Espagne : des solutions discrètes pour améliorer sa retraite sans cotiser

La réforme des retraites suscite de nombreuses inquiétudes. Pourtant, l'Espagne offre des mécanismes moins médiatisés, mais potentiellement bénéfiques, pour revaloriser sa pension sans nécessiter de nouvelles cotisations. Des dispositifs existants permettent, dans certains cas précis, d'augmenter la base de calcul de la pension, et donc le montant versé, sans avoir à reprendre un emploi ou à accumuler des années de cotisation supplémentaires.

La situation est particulièrement intéressante pour ceux dont la carrière a été marquée par des périodes de chômage, des périodes de travail à temps partiel ou des situations particulières comme la prise en charge de l'éducation des enfants.

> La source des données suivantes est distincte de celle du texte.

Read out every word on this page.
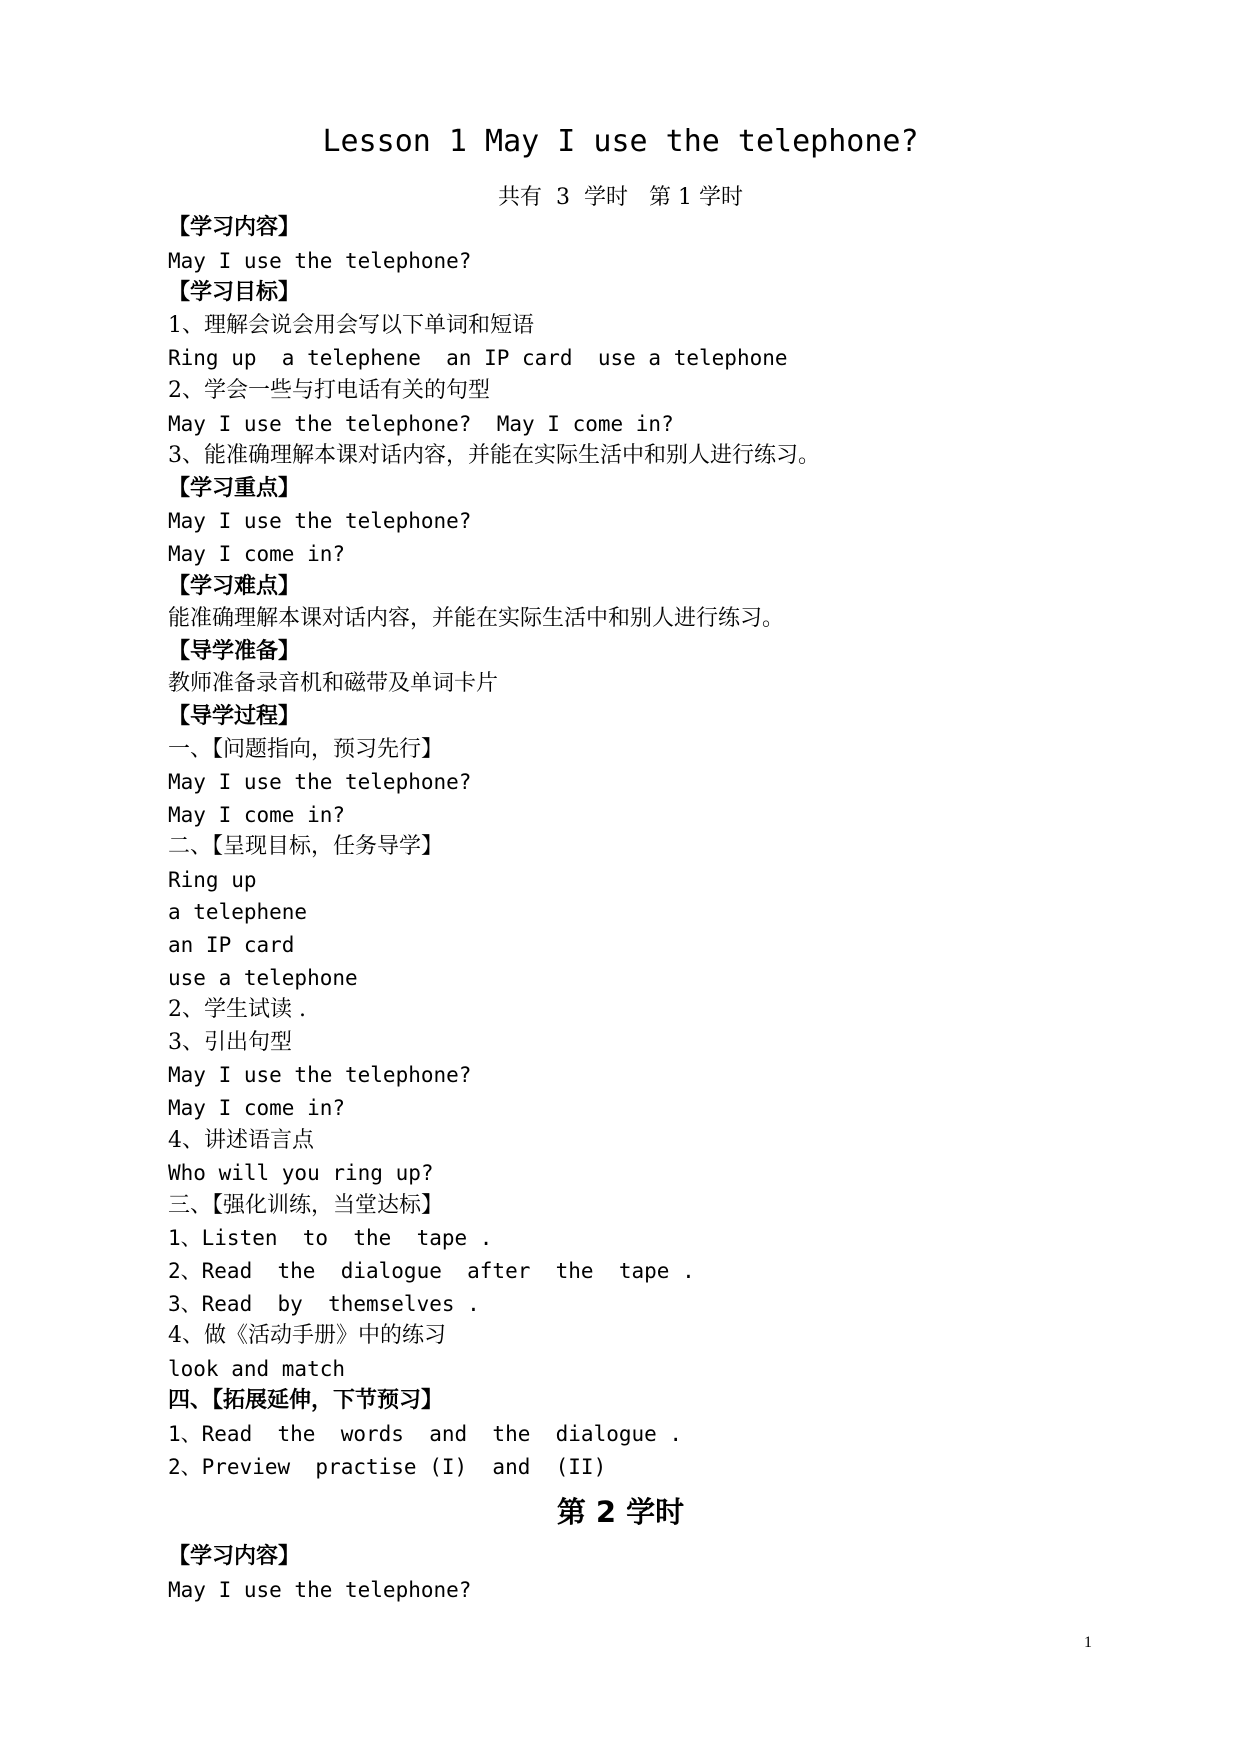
Lesson 1 May I use the telephone?
共有  3  学时   第 1 学时
【学习内容】
May I use the telephone?
【学习目标】
1、理解会说会用会写以下单词和短语
Ring up  a telephene  an IP card  use a telephone
2、学会一些与打电话有关的句型
May I use the telephone?  May I come in?
3、能准确理解本课对话内容，并能在实际生活中和别人进行练习。
【学习重点】
May I use the telephone?
May I come in?
【学习难点】
能准确理解本课对话内容，并能在实际生活中和别人进行练习。
【导学准备】
教师准备录音机和磁带及单词卡片
【导学过程】
一、【问题指向，预习先行】
May I use the telephone?
May I come in?
二、【呈现目标，任务导学】
Ring up
a telephene
an IP card
use a telephone
2、学生试读 .
3、引出句型
May I use the telephone?
May I come in?
4、讲述语言点
Who will you ring up?
三、【强化训练，当堂达标】
1、Listen  to  the  tape .
2、Read  the  dialogue  after  the  tape .
3、Read  by  themselves .
4、做《活动手册》中的练习
look and match
四、【拓展延伸，下节预习】
1、Read  the  words  and  the  dialogue .
2、Preview  practise (I)  and  (II)
第 2 学时
【学习内容】
May I use the telephone?
1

Intégration des lacunes de cotisation : une opportunité à saisir

Le principal levier réside dans l'intégration des « lacunes de cotisation ». Lors du calcul de la pension, la Sécurité Sociale prend en compte les revenus des années précédentes pour déterminer la base de calcul. Si des périodes ne figurent pas dans cette base (par exemple, des périodes de chômage, de travail non déclaré ou des périodes de formation), la Sécurité Sociale peut les compléter avec des bases minimales. Jusqu'à 48 mois de lacunes peuvent être intégrés à 100%, puis à 50% pour les mois supplémentaires. Une nouveauté pour 2026 concerne les femmes actives : elles pourront intégrer jusqu'à 60 mois à 100% et 24 mois supplémentaires à 80%. Cette mesure vise à prendre en compte l'impact de la maternité et des responsabilités familiales sur la carrière.

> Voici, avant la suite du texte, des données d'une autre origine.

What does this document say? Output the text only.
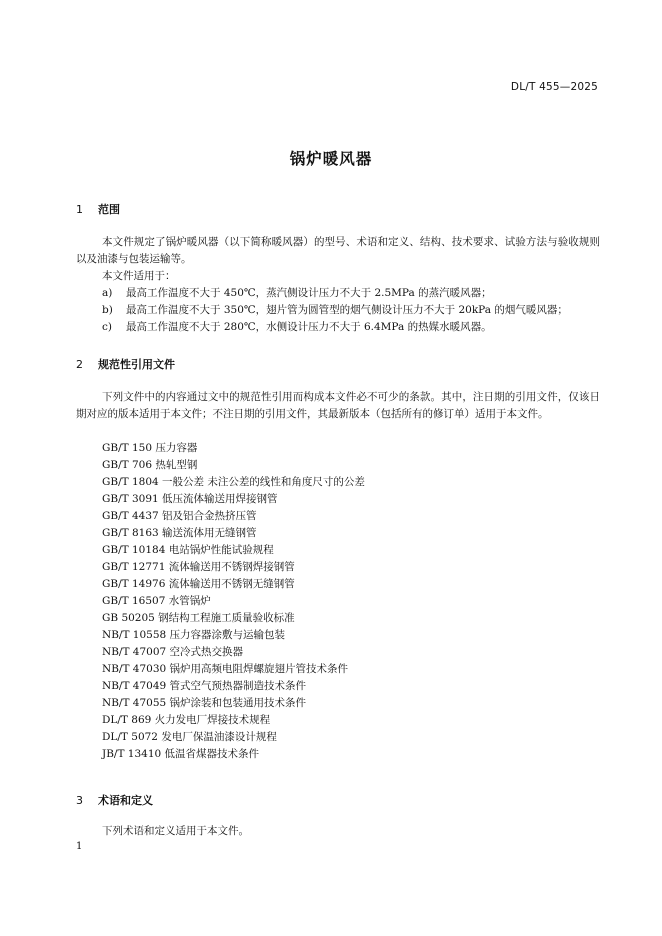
DL/T 455—2025
锅炉暖风器
1 范围
本文件规定了锅炉暖风器（以下简称暖风器）的型号、术语和定义、结构、技术要求、试验方法与验收规则以及油漆与包装运输等。
本文件适用于：
a) 最高工作温度不大于 450℃，蒸汽侧设计压力不大于 2.5MPa 的蒸汽暖风器；
b) 最高工作温度不大于 350℃，翅片管为圆管型的烟气侧设计压力不大于 20kPa 的烟气暖风器；
c) 最高工作温度不大于 280℃，水侧设计压力不大于 6.4MPa 的热媒水暖风器。
2 规范性引用文件
下列文件中的内容通过文中的规范性引用而构成本文件必不可少的条款。其中，注日期的引用文件，仅该日期对应的版本适用于本文件；不注日期的引用文件，其最新版本（包括所有的修订单）适用于本文件。
GB/T 150 压力容器
GB/T 706 热轧型钢
GB/T 1804 一般公差 未注公差的线性和角度尺寸的公差
GB/T 3091 低压流体输送用焊接钢管
GB/T 4437 铝及铝合金热挤压管
GB/T 8163 输送流体用无缝钢管
GB/T 10184 电站锅炉性能试验规程
GB/T 12771 流体输送用不锈钢焊接钢管
GB/T 14976 流体输送用不锈钢无缝钢管
GB/T 16507 水管锅炉
GB 50205 钢结构工程施工质量验收标准
NB/T 10558 压力容器涂敷与运输包装
NB/T 47007 空冷式热交换器
NB/T 47030 锅炉用高频电阻焊螺旋翅片管技术条件
NB/T 47049 管式空气预热器制造技术条件
NB/T 47055 锅炉涂装和包装通用技术条件
DL/T 869 火力发电厂焊接技术规程
DL/T 5072 发电厂保温油漆设计规程
JB/T 13410 低温省煤器技术条件
3 术语和定义
下列术语和定义适用于本文件。
1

Il ne s’agit pas d’ajouter des années de travail, mais d’augmenter la base de calcul de la pension. La différence peut être significative.

Des calculs plus justes pour les carrières irrégulières

Désormais, le calcul de la pension espagnole propose un système dual. Les retraités peuvent choisir entre les 300 derniers mois de cotisations ou les 302 derniers mois, en excluant les deux années les moins favorables. Cette option permet d’atténuer l’impact des années difficiles et d’améliorer la base de calcul, particulièrement pour ceux qui ont connu des périodes de carrière fragmentées.

Ce changement ne remplace pas le travail, mais il offre une plus grande flexibilité.

Regularisation de pratiques et de périodes non cotisées

La législation espagnole a également ouvert la voie à la régularisation de certaines périodes auparavant non prises en compte, comme les contrats de travail non rémunérés antérieurs à 2024. Des accords spéciaux peuvent être conclus pour intégrer ces périodes à la carrière, sous certaines conditions et moyennant le paiement de cotisations. Cette démarche permet d'augmenter le revenu moyen de cotisations sans nécessiter un emploi actif.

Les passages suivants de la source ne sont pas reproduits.